Keywords: vimentin ; intermediate filament ; protein phosphorylation ; immunoblotting ; scanning densitometry ; Life and Medical Sciences ; Cell & Developmental Biology

Source: Wiley InterScience Backfile Collection 1832-2000

Topics: Biology , Chemistry and Pharmacology , Medicine

Notes: The vimentin contents of four mammalian cell lines originating from rat and human tissues were determined by immunoblotting and scanning densitometry. On per cell volume basis, vimentin content in 9L, KD, and HeLa cells was found to be 206.6, 151.6, and 19.1 ng/μl, respectively. A431 cells were devoid of vimentin. Protein phosphorylation was augmented by treatment of 600 nM okadaic acid for 1 h in these cells.
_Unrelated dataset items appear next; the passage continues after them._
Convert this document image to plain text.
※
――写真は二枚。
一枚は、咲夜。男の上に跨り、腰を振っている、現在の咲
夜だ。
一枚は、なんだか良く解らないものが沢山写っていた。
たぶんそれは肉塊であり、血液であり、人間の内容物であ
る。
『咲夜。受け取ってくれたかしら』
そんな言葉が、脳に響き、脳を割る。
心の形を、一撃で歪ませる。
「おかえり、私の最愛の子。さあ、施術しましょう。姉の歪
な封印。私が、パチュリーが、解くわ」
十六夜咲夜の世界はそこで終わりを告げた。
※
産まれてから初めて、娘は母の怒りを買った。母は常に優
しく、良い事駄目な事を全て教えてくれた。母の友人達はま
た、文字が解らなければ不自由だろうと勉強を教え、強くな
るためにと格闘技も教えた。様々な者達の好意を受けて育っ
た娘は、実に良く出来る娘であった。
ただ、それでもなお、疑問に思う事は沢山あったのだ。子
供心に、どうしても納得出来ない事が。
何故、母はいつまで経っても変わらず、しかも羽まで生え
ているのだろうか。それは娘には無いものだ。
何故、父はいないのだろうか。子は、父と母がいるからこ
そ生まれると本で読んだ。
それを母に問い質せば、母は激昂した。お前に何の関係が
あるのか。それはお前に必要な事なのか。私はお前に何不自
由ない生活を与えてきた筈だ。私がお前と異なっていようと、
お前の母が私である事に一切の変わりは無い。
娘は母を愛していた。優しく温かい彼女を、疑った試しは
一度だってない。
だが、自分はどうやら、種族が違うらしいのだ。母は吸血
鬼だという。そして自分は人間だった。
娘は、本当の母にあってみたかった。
During the apparent activation of protein kinases, vimentin became hyperphosphorylated and the phosphorylation level of other nonvimentin phosphoproteins was relatively little affected in 9L and KD cells. In contrast, cytokeratins and other nonvimentin proteins were heavily phosphorylated in OA-treated HeLa and A431 cells. Regression analysis indicated that the relative increase in phosphorylation level of nonvimentin phosphoproteins was inversely correlated to the contents of vimentin in the four cell lines [r2 = -0.985]. These observations strongly suggest that vimentin acts as a phosphate sink by which the effects of “excess kinase activity” inflicted by phosphatases inhibition was attenuated.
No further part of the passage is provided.